Pruning Filter (default)

Option Type Default Description
pruning_threshold float 0.55 Higher = more aggressive boilerplate removal.
pruning_threshold_type str "fixed" "fixed" or "dynamic" scoring strategy.
pruning_min_word_threshold int 15 Minimum words per block to keep.

BM25 Filter (query-focused)

Option Type Default Description
bm25_threshold float 1.0 Relevance cutoff; higher is stricter.
user_query str \| None None Required when content_filter="bm25".

HTML Selection

Option Type Default Description
excluded_tags list[str] ["nav","footer","header","aside","noscript"] Tags to drop entirely.
excluded_selector str \| None None CSS selector to exclude (e.g., .sidebar, .ads).
css_selector str \| None None CSS selector to target (e.g., article, main).
target_elements list[str] \| None None Flexible element targets for extraction.
Option Type Default Description
exclude_external_links bool false Drop hyperlinks to other domains.
exclude_social_media_links bool true Remove common social links.
exclude_external_images bool false Remove images hosted off-domain.
exclude_domains list[str] [] Specific domains to strip from links.
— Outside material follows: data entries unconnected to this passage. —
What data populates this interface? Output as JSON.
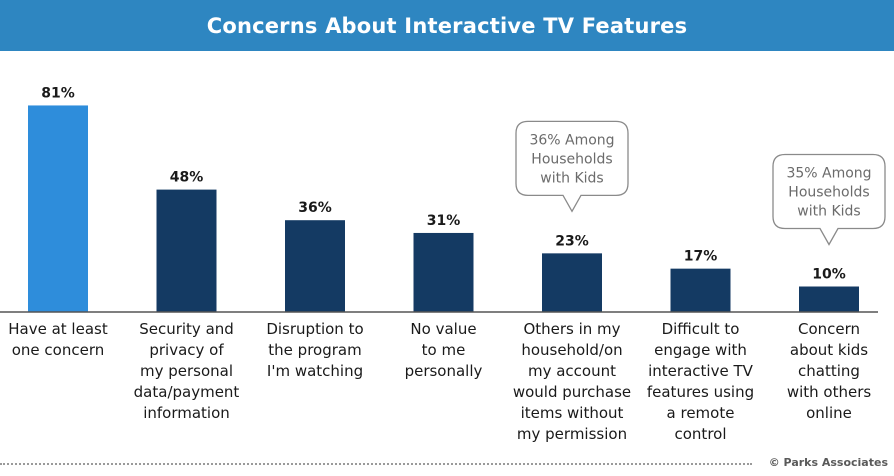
{
  "title": "Concerns About Interactive TV Features",
  "source": "© Parks Associates",
  "colors": {
    "title_bg": "#2e86c1",
    "highlight": "#2e8ddb",
    "bar": "#143a63"
  },
  "chart_data": {
    "type": "bar",
    "title": "Concerns About Interactive TV Features",
    "xlabel": "",
    "ylabel": "",
    "ylim": [
      0,
      100
    ],
    "grid": false,
    "categories": [
      [
        "Have at least",
        "one concern"
      ],
      [
        "Security and",
        "privacy of",
        "my personal",
        "data/payment",
        "information"
      ],
      [
        "Disruption to",
        "the program",
        "I'm watching"
      ],
      [
        "No value",
        "to me",
        "personally"
      ],
      [
        "Others in my",
        "household/on",
        "my account",
        "would purchase",
        "items without",
        "my permission"
      ],
      [
        "Difficult to",
        "engage with",
        "interactive TV",
        "features using",
        "a remote",
        "control"
      ],
      [
        "Concern",
        "about kids",
        "chatting",
        "with others",
        "online"
      ]
    ],
    "values": [
      81,
      48,
      36,
      31,
      23,
      17,
      10
    ],
    "value_labels": [
      "81%",
      "48%",
      "36%",
      "31%",
      "23%",
      "17%",
      "10%"
    ],
    "highlight_index": 0,
    "annotations": [
      {
        "category_index": 4,
        "lines": [
          "36% Among",
          "Households",
          "with Kids"
        ]
      },
      {
        "category_index": 6,
        "lines": [
          "35% Among",
          "Households",
          "with Kids"
        ]
      }
    ]
  }
}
Markdown Generator Options

Option Type Default Description
ignore_links bool false Remove all links from Markdown.
ignore_images bool false Remove all images from Markdown.
escape_html bool true Convert HTML entities to text.
body_width int 0 Wrap text at width; 0 = no wrapping.
skip_internal_links bool false Drop same-page anchor links.
include_sup_sub bool true Preserve sup/sub formatting.

Output Selection

Option Type Default Description
use_fit_markdown bool true Prefer filtered fit_markdown when available, otherwise raw_markdown.
include_citations bool false Use markdown_with_citations (reference-style links) when present.